The committee agreed that a traffic signal is needed, but some questioned who should pay for it and what it should look like.

"It's a basic safety issue," said state Rep. Bill Crosby, R-North Charleston, who suggested to the district using the C funds. "I don't care if they put up old creosote poles and put a light on it. They need a light."

Thompson said the district has been trying for more than a year to get a light at the site, which is north of Goose Creek in Berkeley County but has a Summerville address.

"Weekly, if not daily, we have accidents in this area," Thompson said. "It's very difficult to make a left-hand turn out of that development. We feel that it's a safety issue not only for the children that come in and out of these schools, but the residents as well and those that travel this highway daily."

The S.C. Department of Public Safety does not have statistics for the number of accidents in the area. The agency maintains records for wrecks with injuries, fatalities or more than $1,000 in property damage on state-maintained roads, but many of the roads in the area are private property, according to the department.

There was a fatality in front of the school as recently at April 20, according to The Post and Courier's records.

Thompson's request was for $105,535 to install a signal with decorative arms, which he said was the desire of the developer, Gramling Brothers Real Estate and Development Co.

Carson said it would cost about $50,000 to install a standard stoplight.

"What we're looking at is a safety issue, and it's likely to get worse," said committee member Dennis Harmon, city administrator for Goose Creek, who suggested that the transportation committee pay for basic installation of a traffic light and for decorative features to be the responsibility of others.

Ben Gramling of Gramling Brothers was not available for comment Wednesday.

Harmon's motion was passed unanimously, with one abstention and one member absent. Committee member John Fondren was absent and Tom Lewis abstained.

When the neighborhood was first planned in 2005, officials predicted that the road would need improvements. The rural two-lane highway has a speed limit of 55 mph. A school speed zone of 45 mph has been added since Cane Bay High was built.

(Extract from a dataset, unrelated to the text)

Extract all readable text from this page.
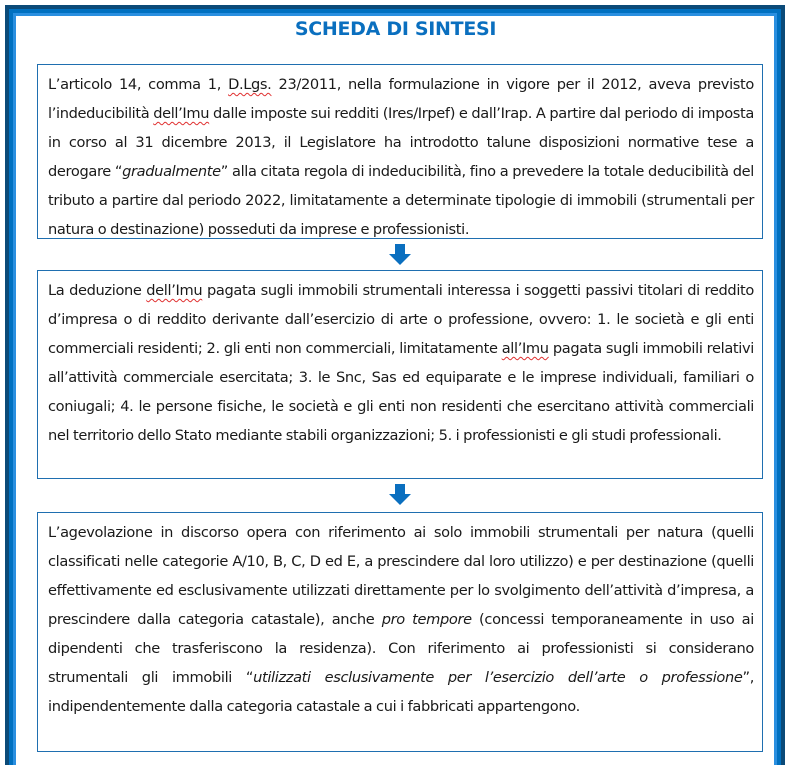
SCHEDA DI SINTESI

L’articolo 14, comma 1, D.Lgs. 23/2011, nella formulazione in vigore per il 2012, aveva previsto l’indeducibilità dell’Imu dalle imposte sui redditi (Ires/Irpef) e dall’Irap. A partire dal periodo di imposta in corso al 31 dicembre 2013, il Legislatore ha introdotto talune disposizioni normative tese a derogare “gradualmente” alla citata regola di indeducibilità, fino a prevedere la totale deducibilità del tributo a partire dal periodo 2022, limitatamente a determinate tipologie di immobili (strumentali per natura o destinazione) posseduti da imprese e professionisti.

La deduzione dell’Imu pagata sugli immobili strumentali interessa i soggetti passivi titolari di reddito d’impresa o di reddito derivante dall’esercizio di arte o professione, ovvero: 1. le società e gli enti commerciali residenti; 2. gli enti non commerciali, limitatamente all’Imu pagata sugli immobili relativi all’attività commerciale esercitata; 3. le Snc, Sas ed equiparate e le imprese individuali, familiari o coniugali; 4. le persone fisiche, le società e gli enti non residenti che esercitano attività commerciali nel territorio dello Stato mediante stabili organizzazioni; 5. i professionisti e gli studi professionali.

L’agevolazione in discorso opera con riferimento ai solo immobili strumentali per natura (quelli classificati nelle categorie A/10, B, C, D ed E, a prescindere dal loro utilizzo) e per destinazione (quelli effettivamente ed esclusivamente utilizzati direttamente per lo svolgimento dell’attività d’impresa, a prescindere dalla categoria catastale), anche pro tempore (concessi temporaneamente in uso ai dipendenti che trasferiscono la residenza). Con riferimento ai professionisti si considerano strumentali gli immobili “utilizzati esclusivamente per l’esercizio dell’arte o professione”, indipendentemente dalla categoria catastale a cui i fabbricati appartengono.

"The DOT identified that a signal was going to be needed at some point," said Lewis, an engineer with the state Department of Transportation, adding that such costs are usually paid by the person requesting the permit, which was the school district. Lewis abstained from voting because of his involvement in the situation.

In 2005, Gramling Brothers donated 200-plus acres to the district to build three schools -- Cane Bay High, which has more than 1,400 students, opened in 2008; Cane Bay Elementary, with 700 students, opened the following year; and the 900-student Cane Bay Middle will open next summer.

Thompson, who has been superintendent since February, said the developers gave the land to the district in exchange for the district paving Cane Bay Boulevard for a quarter mile past the school, which also required putting in turn lanes on U.S. 176.

"I've never seen any agreement where the school district agreed to put in a traffic signal," he said. "We've done everything that we can possibly do to try to secure funding for this, and we're just here to ask for help."

After the meeting, Thompson said he was happy with the outcome.

"The bottom line is, we've got people getting hurt out there in front of this school," he said. "We need to figure out as representatives of Berkeley County how to get a traffic signal there."